12. I have no doubt that if the accused applies again to the local authority for permission to erect such a structure or to continue the one which exists at present, the local authority will consider the special circumstances which have been referred to above.
13. Section 15(1) of the Bombay Town Planning Act, 1915, provides that, where a declaration of intention to make a town planning scheme has been published by a local authority, no person within the area included in the scheme shall, without the permission of the local authority, erect or proceed with any building or work, or remove, pull down, or alter any building or part of a building, or remove any earth, stone or material. It is not disputed that the opponent, after the publication of a declaration of intention to make the scheme, did, on the boundary of his property within the area, erect above a masonry wall a screen made of corrugated iron sheets for the purpose of securing that his house should not be overlooked from a four-storied building, which had been erected very close to it in the adjoining area outside the town planning scheme. I agree with my learned brother that the meaning of building for the purposes of Section 15(1)(a) seems sufficiently wide to include a corrugated iron screen such as that erected by the opponent. But, if the matter is open to doubt, I have no hesitation in holding that erection of such a screen falls within the more general ' proceed with any work.'
14. The learned Magistrate has acquitted the opponent, because, in the circumstances under which the construction was put up by the opponent, it appeared that his intention was not to do anything which would affect injuriously the town planning scheme, but that his intention was only to secure his property against encroachments by the large building erected near it on the very ordinary rights of any house-holder. But the scheme of Section 15 of the Bombay Town Planning Act is not that the propriety of any construction within the town planning area shall be judged by individual owners of property, nor is it the scheme of the section that the propriety of any construction shall be judged by the Magistrate before whom a complaint of contravention of the provisions of the section may be brought. The scheme is that the local authority shall consider what constructions or alterations may be made by individual owners, and that the local authority shall grant or withhold its permission to those constructions or alterations as it thinks fit. The opponent has attempted to take his stand on his supposed rights, when his proper course was to apply for permission. That he has committed contravention of the provisions of Clause (a) of Sub-section (2) of Section 15 is clear, and this appeal therefore must be allowed.

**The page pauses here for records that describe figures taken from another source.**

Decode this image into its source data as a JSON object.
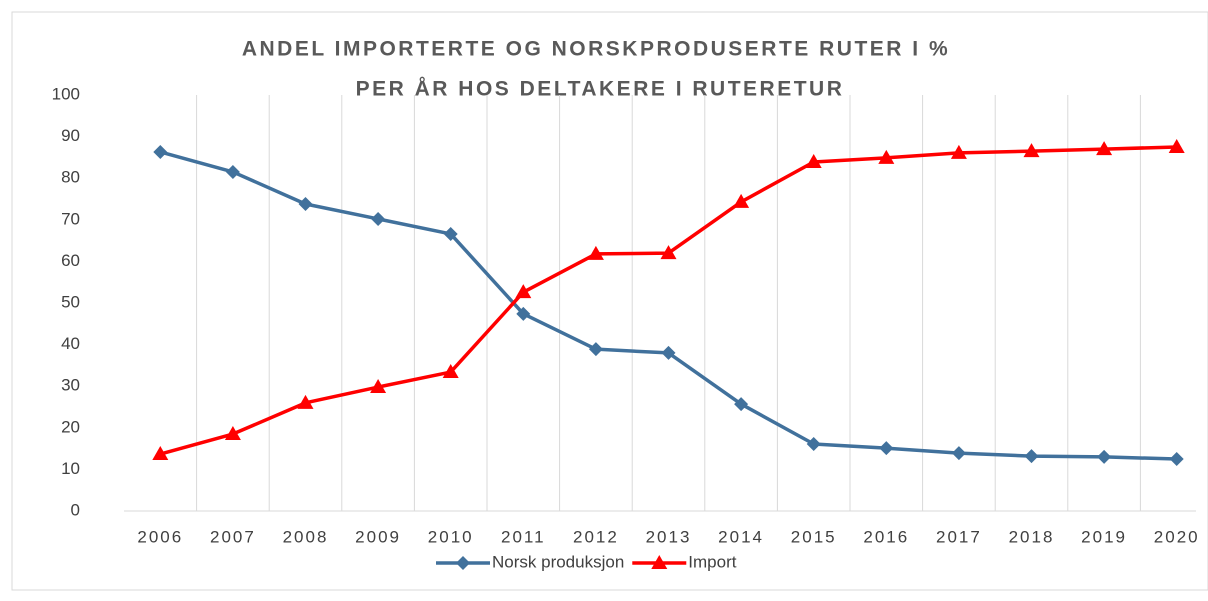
{
  "chart_data": {
    "type": "line",
    "title": [
      "ANDEL IMPORTERTE OG NORSKPRODUSERTE RUTER I %",
      "PER ÅR HOS DELTAKERE I RUTERETUR"
    ],
    "categories": [
      "2006",
      "2007",
      "2008",
      "2009",
      "2010",
      "2011",
      "2012",
      "2013",
      "2014",
      "2015",
      "2016",
      "2017",
      "2018",
      "2019",
      "2020"
    ],
    "series": [
      {
        "name": "Norsk produksjon",
        "color": "#41719c",
        "marker": "diamond",
        "values": [
          86.3,
          81.5,
          73.8,
          70.2,
          66.6,
          47.4,
          38.9,
          38,
          25.7,
          16.1,
          15.1,
          13.9,
          13.2,
          13,
          12.5
        ]
      },
      {
        "name": "Import",
        "color": "#ff0000",
        "marker": "triangle",
        "values": [
          13.7,
          18.5,
          26,
          29.8,
          33.4,
          52.6,
          61.8,
          62,
          74.3,
          83.9,
          84.9,
          86.1,
          86.5,
          87,
          87.5
        ]
      }
    ],
    "ylim": [
      0,
      100
    ],
    "yticks": [
      0,
      10,
      20,
      30,
      40,
      50,
      60,
      70,
      80,
      90,
      100
    ],
    "grid": "x",
    "legend": "bottom"
  }
}
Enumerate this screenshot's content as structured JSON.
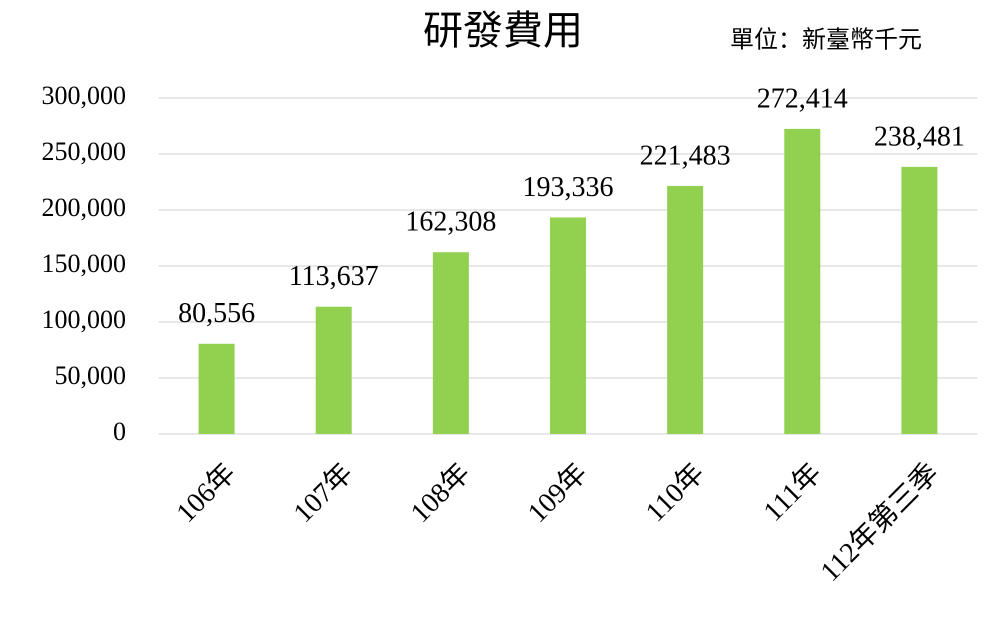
{
  "chart_data": {
    "type": "bar",
    "title": "研發費用",
    "subtitle": "單位：新臺幣千元",
    "categories": [
      "106年",
      "107年",
      "108年",
      "109年",
      "110年",
      "111年",
      "112年第三季"
    ],
    "values": [
      80556,
      113637,
      162308,
      193336,
      221483,
      272414,
      238481
    ],
    "value_labels": [
      "80,556",
      "113,637",
      "162,308",
      "193,336",
      "221,483",
      "272,414",
      "238,481"
    ],
    "color": "#92d050",
    "ylim": [
      0,
      300000
    ],
    "yticks": [
      0,
      {
        "value": 50000,
        "label": "50,000"
      },
      {
        "value": 100000,
        "label": "100,000"
      },
      {
        "value": 150000,
        "label": "150,000"
      },
      {
        "value": 200000,
        "label": "200,000"
      },
      {
        "value": 250000,
        "label": "250,000"
      },
      {
        "value": 300000,
        "label": "300,000"
      }
    ],
    "grid": true
  }
}
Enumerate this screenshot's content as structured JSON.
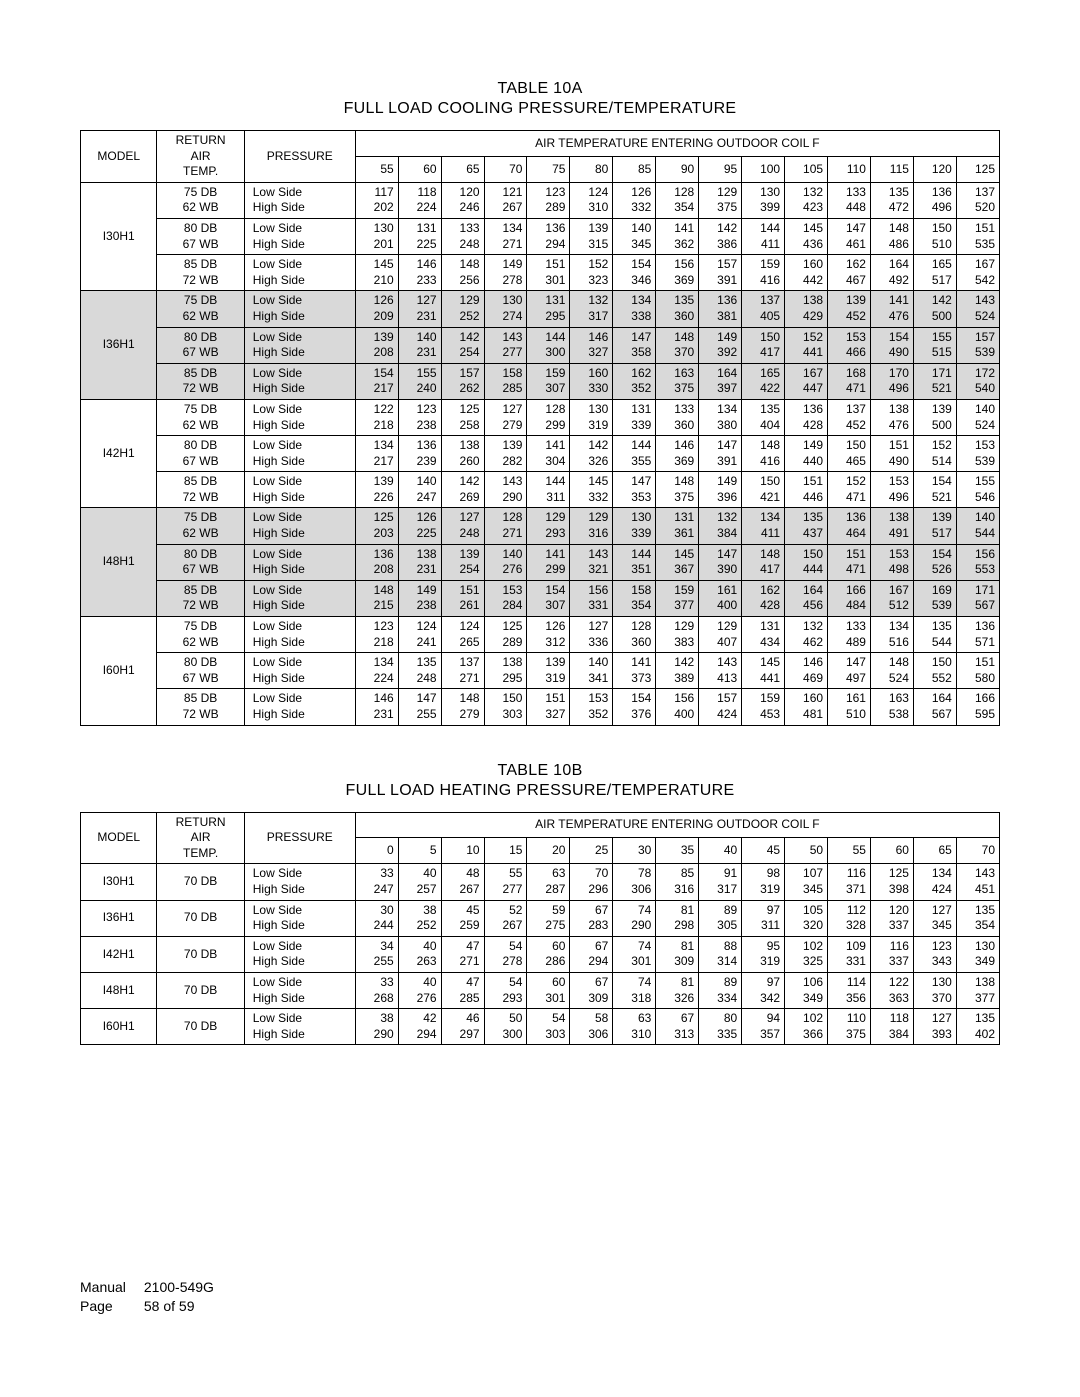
{
  "tableA": {
    "title": "TABLE  10A",
    "subtitle": "FULL LOAD COOLING PRESSURE/TEMPERATURE",
    "header_model": "MODEL",
    "header_return_l1": "RETURN",
    "header_return_l2": "AIR",
    "header_return_l3": "TEMP.",
    "header_pressure": "PRESSURE",
    "header_air_temp": "AIR TEMPERATURE ENTERING OUTDOOR COIL   F",
    "temps": [
      55,
      60,
      65,
      70,
      75,
      80,
      85,
      90,
      95,
      100,
      105,
      110,
      115,
      120,
      125
    ],
    "return_air_labels": {
      "r1": "75 DB",
      "r1b": "62 WB",
      "r2": "80 DB",
      "r2b": "67 WB",
      "r3": "85 DB",
      "r3b": "72 WB"
    },
    "pressure_labels": {
      "low": "Low Side",
      "high": "High Side"
    },
    "models": [
      {
        "name": "I30H1",
        "shade": false,
        "rows": [
          {
            "low": [
              117,
              118,
              120,
              121,
              123,
              124,
              126,
              128,
              129,
              130,
              132,
              133,
              135,
              136,
              137
            ],
            "high": [
              202,
              224,
              246,
              267,
              289,
              310,
              332,
              354,
              375,
              399,
              423,
              448,
              472,
              496,
              520
            ]
          },
          {
            "low": [
              130,
              131,
              133,
              134,
              136,
              139,
              140,
              141,
              142,
              144,
              145,
              147,
              148,
              150,
              151
            ],
            "high": [
              201,
              225,
              248,
              271,
              294,
              315,
              345,
              362,
              386,
              411,
              436,
              461,
              486,
              510,
              535
            ]
          },
          {
            "low": [
              145,
              146,
              148,
              149,
              151,
              152,
              154,
              156,
              157,
              159,
              160,
              162,
              164,
              165,
              167
            ],
            "high": [
              210,
              233,
              256,
              278,
              301,
              323,
              346,
              369,
              391,
              416,
              442,
              467,
              492,
              517,
              542
            ]
          }
        ]
      },
      {
        "name": "I36H1",
        "shade": true,
        "rows": [
          {
            "low": [
              126,
              127,
              129,
              130,
              131,
              132,
              134,
              135,
              136,
              137,
              138,
              139,
              141,
              142,
              143
            ],
            "high": [
              209,
              231,
              252,
              274,
              295,
              317,
              338,
              360,
              381,
              405,
              429,
              452,
              476,
              500,
              524
            ]
          },
          {
            "low": [
              139,
              140,
              142,
              143,
              144,
              146,
              147,
              148,
              149,
              150,
              152,
              153,
              154,
              155,
              157
            ],
            "high": [
              208,
              231,
              254,
              277,
              300,
              327,
              358,
              370,
              392,
              417,
              441,
              466,
              490,
              515,
              539
            ]
          },
          {
            "low": [
              154,
              155,
              157,
              158,
              159,
              160,
              162,
              163,
              164,
              165,
              167,
              168,
              170,
              171,
              172
            ],
            "high": [
              217,
              240,
              262,
              285,
              307,
              330,
              352,
              375,
              397,
              422,
              447,
              471,
              496,
              521,
              540
            ]
          }
        ]
      },
      {
        "name": "I42H1",
        "shade": false,
        "rows": [
          {
            "low": [
              122,
              123,
              125,
              127,
              128,
              130,
              131,
              133,
              134,
              135,
              136,
              137,
              138,
              139,
              140
            ],
            "high": [
              218,
              238,
              258,
              279,
              299,
              319,
              339,
              360,
              380,
              404,
              428,
              452,
              476,
              500,
              524
            ]
          },
          {
            "low": [
              134,
              136,
              138,
              139,
              141,
              142,
              144,
              146,
              147,
              148,
              149,
              150,
              151,
              152,
              153
            ],
            "high": [
              217,
              239,
              260,
              282,
              304,
              326,
              355,
              369,
              391,
              416,
              440,
              465,
              490,
              514,
              539
            ]
          },
          {
            "low": [
              139,
              140,
              142,
              143,
              144,
              145,
              147,
              148,
              149,
              150,
              151,
              152,
              153,
              154,
              155
            ],
            "high": [
              226,
              247,
              269,
              290,
              311,
              332,
              353,
              375,
              396,
              421,
              446,
              471,
              496,
              521,
              546
            ]
          }
        ]
      },
      {
        "name": "I48H1",
        "shade": true,
        "rows": [
          {
            "low": [
              125,
              126,
              127,
              128,
              129,
              129,
              130,
              131,
              132,
              134,
              135,
              136,
              138,
              139,
              140
            ],
            "high": [
              203,
              225,
              248,
              271,
              293,
              316,
              339,
              361,
              384,
              411,
              437,
              464,
              491,
              517,
              544
            ]
          },
          {
            "low": [
              136,
              138,
              139,
              140,
              141,
              143,
              144,
              145,
              147,
              148,
              150,
              151,
              153,
              154,
              156
            ],
            "high": [
              208,
              231,
              254,
              276,
              299,
              321,
              351,
              367,
              390,
              417,
              444,
              471,
              498,
              526,
              553
            ]
          },
          {
            "low": [
              148,
              149,
              151,
              153,
              154,
              156,
              158,
              159,
              161,
              162,
              164,
              166,
              167,
              169,
              171
            ],
            "high": [
              215,
              238,
              261,
              284,
              307,
              331,
              354,
              377,
              400,
              428,
              456,
              484,
              512,
              539,
              567
            ]
          }
        ]
      },
      {
        "name": "I60H1",
        "shade": false,
        "rows": [
          {
            "low": [
              123,
              124,
              124,
              125,
              126,
              127,
              128,
              129,
              129,
              131,
              132,
              133,
              134,
              135,
              136
            ],
            "high": [
              218,
              241,
              265,
              289,
              312,
              336,
              360,
              383,
              407,
              434,
              462,
              489,
              516,
              544,
              571
            ]
          },
          {
            "low": [
              134,
              135,
              137,
              138,
              139,
              140,
              141,
              142,
              143,
              145,
              146,
              147,
              148,
              150,
              151
            ],
            "high": [
              224,
              248,
              271,
              295,
              319,
              341,
              373,
              389,
              413,
              441,
              469,
              497,
              524,
              552,
              580
            ]
          },
          {
            "low": [
              146,
              147,
              148,
              150,
              151,
              153,
              154,
              156,
              157,
              159,
              160,
              161,
              163,
              164,
              166
            ],
            "high": [
              231,
              255,
              279,
              303,
              327,
              352,
              376,
              400,
              424,
              453,
              481,
              510,
              538,
              567,
              595
            ]
          }
        ]
      }
    ]
  },
  "tableB": {
    "title": "TABLE  10B",
    "subtitle": "FULL LOAD HEATING PRESSURE/TEMPERATURE",
    "header_model": "MODEL",
    "header_return_l1": "RETURN",
    "header_return_l2": "AIR",
    "header_return_l3": "TEMP.",
    "header_pressure": "PRESSURE",
    "header_air_temp": "AIR TEMPERATURE ENTERING OUTDOOR COIL   F",
    "temps": [
      0,
      5,
      10,
      15,
      20,
      25,
      30,
      35,
      40,
      45,
      50,
      55,
      60,
      65,
      70
    ],
    "return_air": "70   DB",
    "pressure_labels": {
      "low": "Low Side",
      "high": "High Side"
    },
    "models": [
      {
        "name": "I30H1",
        "low": [
          33,
          40,
          48,
          55,
          63,
          70,
          78,
          85,
          91,
          98,
          107,
          116,
          125,
          134,
          143
        ],
        "high": [
          247,
          257,
          267,
          277,
          287,
          296,
          306,
          316,
          317,
          319,
          345,
          371,
          398,
          424,
          451
        ]
      },
      {
        "name": "I36H1",
        "low": [
          30,
          38,
          45,
          52,
          59,
          67,
          74,
          81,
          89,
          97,
          105,
          112,
          120,
          127,
          135
        ],
        "high": [
          244,
          252,
          259,
          267,
          275,
          283,
          290,
          298,
          305,
          311,
          320,
          328,
          337,
          345,
          354
        ]
      },
      {
        "name": "I42H1",
        "low": [
          34,
          40,
          47,
          54,
          60,
          67,
          74,
          81,
          88,
          95,
          102,
          109,
          116,
          123,
          130
        ],
        "high": [
          255,
          263,
          271,
          278,
          286,
          294,
          301,
          309,
          314,
          319,
          325,
          331,
          337,
          343,
          349
        ]
      },
      {
        "name": "I48H1",
        "low": [
          33,
          40,
          47,
          54,
          60,
          67,
          74,
          81,
          89,
          97,
          106,
          114,
          122,
          130,
          138
        ],
        "high": [
          268,
          276,
          285,
          293,
          301,
          309,
          318,
          326,
          334,
          342,
          349,
          356,
          363,
          370,
          377
        ]
      },
      {
        "name": "I60H1",
        "low": [
          38,
          42,
          46,
          50,
          54,
          58,
          63,
          67,
          80,
          94,
          102,
          110,
          118,
          127,
          135
        ],
        "high": [
          290,
          294,
          297,
          300,
          303,
          306,
          310,
          313,
          335,
          357,
          366,
          375,
          384,
          393,
          402
        ]
      }
    ]
  },
  "footer": {
    "manual_label": "Manual",
    "manual_value": "2100-549G",
    "page_label": "Page",
    "page_value": "58 of 59"
  }
}
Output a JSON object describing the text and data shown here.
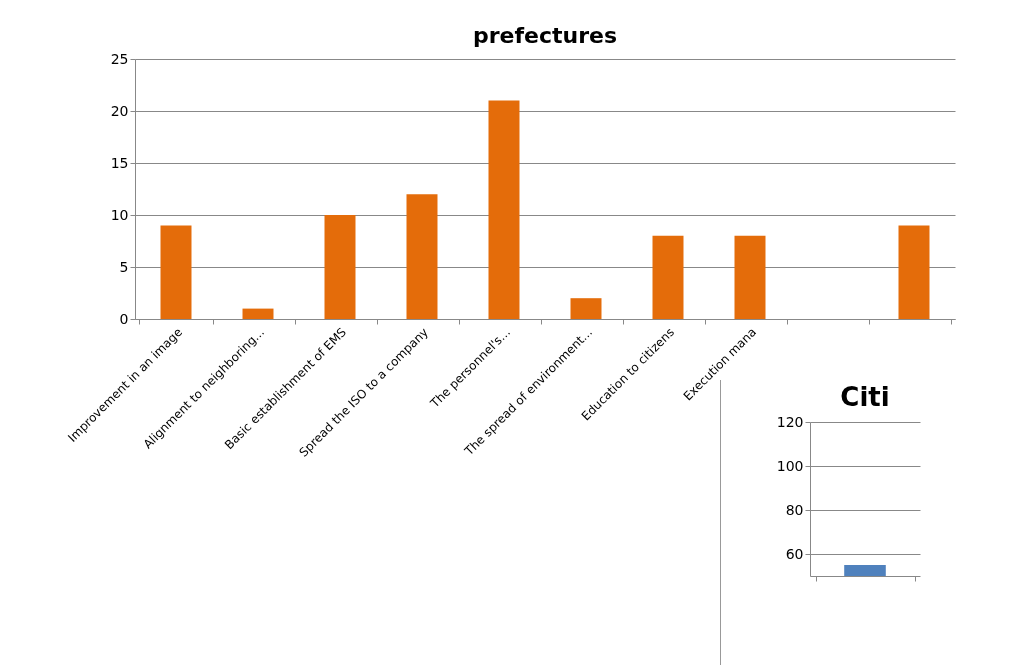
{
  "chart_data": [
    {
      "type": "bar",
      "title": "prefectures",
      "categories": [
        "Improvement in an image",
        "Alignment to neighboring...",
        "Basic establishment of EMS",
        "Spread the ISO to a company",
        "The personnel's...",
        "The spread of environment...",
        "Education to citizens",
        "Execution mana",
        null,
        null
      ],
      "series": [
        {
          "color": "#e46c0a",
          "values": [
            9,
            1,
            10,
            12,
            21,
            2,
            8,
            8,
            0,
            9
          ]
        }
      ],
      "ylim": [
        0,
        25
      ],
      "yticks": [
        0,
        5,
        10,
        15,
        20,
        25
      ],
      "grid": "y"
    },
    {
      "type": "bar",
      "title": "Citi",
      "categories": [
        null
      ],
      "series": [
        {
          "color": "#4f81bd",
          "values": [
            55
          ]
        }
      ],
      "ylim": [
        50,
        120
      ],
      "yticks": [
        60,
        80,
        100,
        120
      ],
      "grid": "y"
    }
  ]
}
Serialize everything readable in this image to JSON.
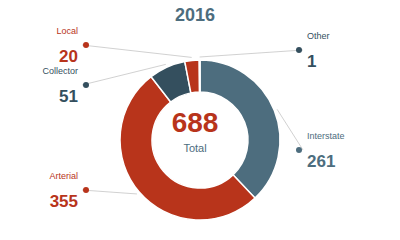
{
  "chart_data": {
    "type": "pie",
    "title": "2016",
    "annotations": [
      "688",
      "Total"
    ],
    "categories": [
      "Interstate",
      "Arterial",
      "Collector",
      "Local",
      "Other"
    ],
    "values": [
      261,
      355,
      51,
      20,
      1
    ],
    "colors": [
      "#4d6d7e",
      "#b8341b",
      "#344f5e",
      "#b8341b",
      "#344f5e"
    ],
    "data_labels": true
  }
}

15. I do not think there is any reason to apprehend that the local authority, if and when the opponent does seek to obtain the necessary permission for such construction as may be necessary to ensure him reasonable privacy, will be inclined to consider this conviction or the omission by the opponent to seek permission at the proper time as in any way prejudicing proper consideration of the merits of the matter.
16. I agree, therefore, with the order proposed by my learned brother.